Quantitative Structure-Activity Relationship Modeling to Predict Drug-Drug Interactions Between Acetaminophen and Ingredients in Energy Drinks
pharmacology , computer science
The evaluation of drug-drug interactions (DDI) is a crucial step in pharmaceutical drug discovery and design. Unfortunately, if adverse effects are to occur between the co-administration of two or more drugs, they are often difficult to test for. Traditional methods rely on in vitro studies as a basis for further in vivo assessment which can be a slow and costly process that may not detect all interactions. Here is presented a quantitative structure-activity relationship (QSAR) modeling approach that may be used to screen drugs early in development and bring new, beneficial drugs to market more quickly and at a lesser cost. A data set of 6532 drugs was obtained from DrugBank for which 292 QSAR descriptors were calculated.
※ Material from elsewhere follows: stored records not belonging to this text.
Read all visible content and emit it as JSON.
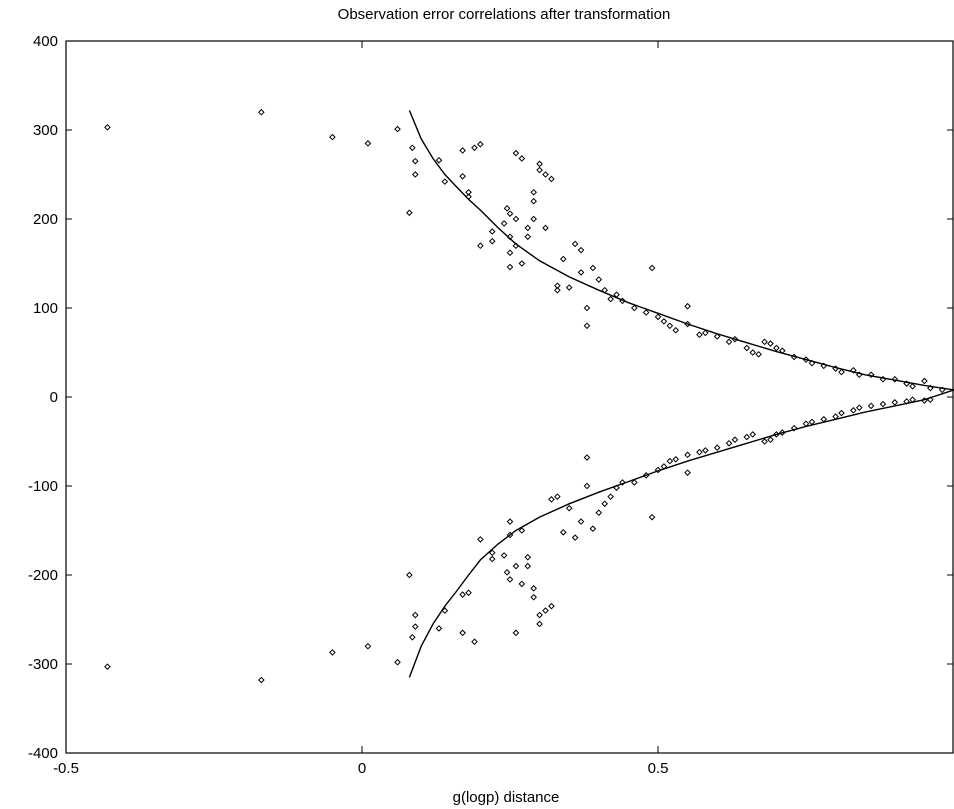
{
  "chart_data": {
    "type": "scatter",
    "title": "Observation error correlations after transformation",
    "xlabel": "g(logp) distance",
    "ylabel": "",
    "xlim": [
      -0.5,
      1.0
    ],
    "ylim": [
      -400,
      400
    ],
    "x_ticks": [
      -0.5,
      0,
      0.5
    ],
    "x_tick_labels": [
      "-0.5",
      "0",
      "0.5"
    ],
    "y_ticks": [
      -400,
      -300,
      -200,
      -100,
      0,
      100,
      200,
      300,
      400
    ],
    "y_tick_labels": [
      "-400",
      "-300",
      "-200",
      "-100",
      "0",
      "100",
      "200",
      "300",
      "400"
    ],
    "grid": false,
    "series": [
      {
        "kind": "points",
        "points": [
          [
            -0.43,
            303
          ],
          [
            -0.17,
            320
          ],
          [
            -0.05,
            292
          ],
          [
            0.01,
            285
          ],
          [
            0.06,
            301
          ],
          [
            0.08,
            207
          ],
          [
            0.085,
            280
          ],
          [
            0.09,
            265
          ],
          [
            0.09,
            250
          ],
          [
            0.13,
            266
          ],
          [
            0.14,
            242
          ],
          [
            0.17,
            248
          ],
          [
            0.17,
            277
          ],
          [
            0.18,
            230
          ],
          [
            0.18,
            225
          ],
          [
            0.19,
            280
          ],
          [
            0.2,
            284
          ],
          [
            0.2,
            170
          ],
          [
            0.22,
            186
          ],
          [
            0.22,
            175
          ],
          [
            0.24,
            195
          ],
          [
            0.245,
            212
          ],
          [
            0.25,
            206
          ],
          [
            0.25,
            180
          ],
          [
            0.25,
            162
          ],
          [
            0.25,
            146
          ],
          [
            0.26,
            170
          ],
          [
            0.26,
            200
          ],
          [
            0.26,
            274
          ],
          [
            0.27,
            268
          ],
          [
            0.27,
            150
          ],
          [
            0.28,
            180
          ],
          [
            0.28,
            190
          ],
          [
            0.29,
            230
          ],
          [
            0.29,
            220
          ],
          [
            0.29,
            200
          ],
          [
            0.3,
            262
          ],
          [
            0.3,
            255
          ],
          [
            0.31,
            250
          ],
          [
            0.31,
            190
          ],
          [
            0.32,
            245
          ],
          [
            0.33,
            125
          ],
          [
            0.33,
            120
          ],
          [
            0.34,
            155
          ],
          [
            0.35,
            123
          ],
          [
            0.36,
            172
          ],
          [
            0.37,
            140
          ],
          [
            0.37,
            165
          ],
          [
            0.38,
            80
          ],
          [
            0.38,
            100
          ],
          [
            0.39,
            145
          ],
          [
            0.4,
            132
          ],
          [
            0.41,
            120
          ],
          [
            0.42,
            110
          ],
          [
            0.43,
            115
          ],
          [
            0.44,
            108
          ],
          [
            0.46,
            100
          ],
          [
            0.48,
            95
          ],
          [
            0.49,
            145
          ],
          [
            0.5,
            90
          ],
          [
            0.51,
            85
          ],
          [
            0.52,
            80
          ],
          [
            0.53,
            75
          ],
          [
            0.55,
            102
          ],
          [
            0.55,
            82
          ],
          [
            0.57,
            70
          ],
          [
            0.58,
            72
          ],
          [
            0.6,
            68
          ],
          [
            0.62,
            62
          ],
          [
            0.63,
            65
          ],
          [
            0.65,
            55
          ],
          [
            0.66,
            50
          ],
          [
            0.67,
            48
          ],
          [
            0.68,
            62
          ],
          [
            0.69,
            60
          ],
          [
            0.7,
            55
          ],
          [
            0.71,
            52
          ],
          [
            0.73,
            45
          ],
          [
            0.75,
            42
          ],
          [
            0.76,
            38
          ],
          [
            0.78,
            35
          ],
          [
            0.8,
            32
          ],
          [
            0.81,
            28
          ],
          [
            0.83,
            30
          ],
          [
            0.84,
            25
          ],
          [
            0.86,
            25
          ],
          [
            0.88,
            20
          ],
          [
            0.9,
            20
          ],
          [
            0.92,
            15
          ],
          [
            0.93,
            12
          ],
          [
            0.95,
            18
          ],
          [
            0.96,
            10
          ],
          [
            0.98,
            8
          ],
          [
            -0.43,
            -303
          ],
          [
            -0.17,
            -318
          ],
          [
            -0.05,
            -287
          ],
          [
            0.01,
            -280
          ],
          [
            0.06,
            -298
          ],
          [
            0.08,
            -200
          ],
          [
            0.085,
            -270
          ],
          [
            0.09,
            -258
          ],
          [
            0.09,
            -245
          ],
          [
            0.13,
            -260
          ],
          [
            0.14,
            -240
          ],
          [
            0.17,
            -222
          ],
          [
            0.17,
            -265
          ],
          [
            0.18,
            -220
          ],
          [
            0.19,
            -275
          ],
          [
            0.2,
            -160
          ],
          [
            0.22,
            -175
          ],
          [
            0.22,
            -182
          ],
          [
            0.24,
            -178
          ],
          [
            0.245,
            -197
          ],
          [
            0.25,
            -205
          ],
          [
            0.25,
            -140
          ],
          [
            0.25,
            -155
          ],
          [
            0.26,
            -190
          ],
          [
            0.26,
            -265
          ],
          [
            0.27,
            -150
          ],
          [
            0.27,
            -210
          ],
          [
            0.28,
            -180
          ],
          [
            0.28,
            -190
          ],
          [
            0.29,
            -215
          ],
          [
            0.29,
            -225
          ],
          [
            0.3,
            -255
          ],
          [
            0.3,
            -245
          ],
          [
            0.31,
            -240
          ],
          [
            0.32,
            -235
          ],
          [
            0.32,
            -115
          ],
          [
            0.33,
            -112
          ],
          [
            0.34,
            -152
          ],
          [
            0.35,
            -125
          ],
          [
            0.36,
            -158
          ],
          [
            0.37,
            -140
          ],
          [
            0.38,
            -68
          ],
          [
            0.38,
            -100
          ],
          [
            0.39,
            -148
          ],
          [
            0.4,
            -130
          ],
          [
            0.41,
            -120
          ],
          [
            0.42,
            -112
          ],
          [
            0.43,
            -102
          ],
          [
            0.44,
            -96
          ],
          [
            0.46,
            -96
          ],
          [
            0.48,
            -88
          ],
          [
            0.49,
            -135
          ],
          [
            0.5,
            -82
          ],
          [
            0.51,
            -78
          ],
          [
            0.52,
            -72
          ],
          [
            0.53,
            -70
          ],
          [
            0.55,
            -85
          ],
          [
            0.55,
            -65
          ],
          [
            0.57,
            -62
          ],
          [
            0.58,
            -60
          ],
          [
            0.6,
            -57
          ],
          [
            0.62,
            -52
          ],
          [
            0.63,
            -48
          ],
          [
            0.65,
            -45
          ],
          [
            0.66,
            -42
          ],
          [
            0.68,
            -50
          ],
          [
            0.69,
            -48
          ],
          [
            0.7,
            -42
          ],
          [
            0.71,
            -40
          ],
          [
            0.73,
            -35
          ],
          [
            0.75,
            -30
          ],
          [
            0.76,
            -28
          ],
          [
            0.78,
            -25
          ],
          [
            0.8,
            -22
          ],
          [
            0.81,
            -18
          ],
          [
            0.83,
            -15
          ],
          [
            0.84,
            -12
          ],
          [
            0.86,
            -10
          ],
          [
            0.88,
            -8
          ],
          [
            0.9,
            -6
          ],
          [
            0.92,
            -5
          ],
          [
            0.93,
            -3
          ],
          [
            0.95,
            -4
          ],
          [
            0.96,
            -3
          ]
        ]
      },
      {
        "kind": "curve",
        "x": [
          0.08,
          0.1,
          0.12,
          0.14,
          0.16,
          0.18,
          0.2,
          0.23,
          0.26,
          0.3,
          0.35,
          0.4,
          0.45,
          0.5,
          0.55,
          0.6,
          0.65,
          0.7,
          0.75,
          0.8,
          0.85,
          0.9,
          0.95,
          1.0
        ],
        "y": [
          322,
          290,
          268,
          250,
          236,
          222,
          210,
          190,
          172,
          153,
          135,
          120,
          106,
          94,
          82,
          71,
          61,
          51,
          42,
          33,
          25,
          19,
          13,
          8
        ]
      },
      {
        "kind": "curve",
        "x": [
          0.08,
          0.1,
          0.12,
          0.14,
          0.16,
          0.18,
          0.2,
          0.23,
          0.26,
          0.3,
          0.35,
          0.4,
          0.45,
          0.5,
          0.55,
          0.6,
          0.65,
          0.7,
          0.75,
          0.8,
          0.85,
          0.9,
          0.95,
          1.0
        ],
        "y": [
          -315,
          -280,
          -255,
          -235,
          -218,
          -200,
          -183,
          -165,
          -150,
          -135,
          -120,
          -107,
          -95,
          -83,
          -72,
          -62,
          -52,
          -42,
          -33,
          -25,
          -17,
          -10,
          -3,
          8
        ]
      }
    ]
  }
}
The multi-label support vector machines (SVM) method was used for classification and the K-means method was used to cluster the data. The model was validated in vitro by exposing Hepa1-6 cells to select compounds found in energy drinks and assessing cell death. Model accuracy was found to be 99%, predicting 50% of known interactions despite being biased to predicting non-interacting drug pairs. Cluster analysis revealed interesting information, although current progress shows that more data is needed to better analyse results, and tools that bring various drug information together would be beneficial. Non-transfected Hepa1-6 cells exposed to acetaminophen, pyridoxine, creatine, L-carnitine, taurine and caffeine did not reveal any significant drug-drug interactions, nor were they predicted by the model.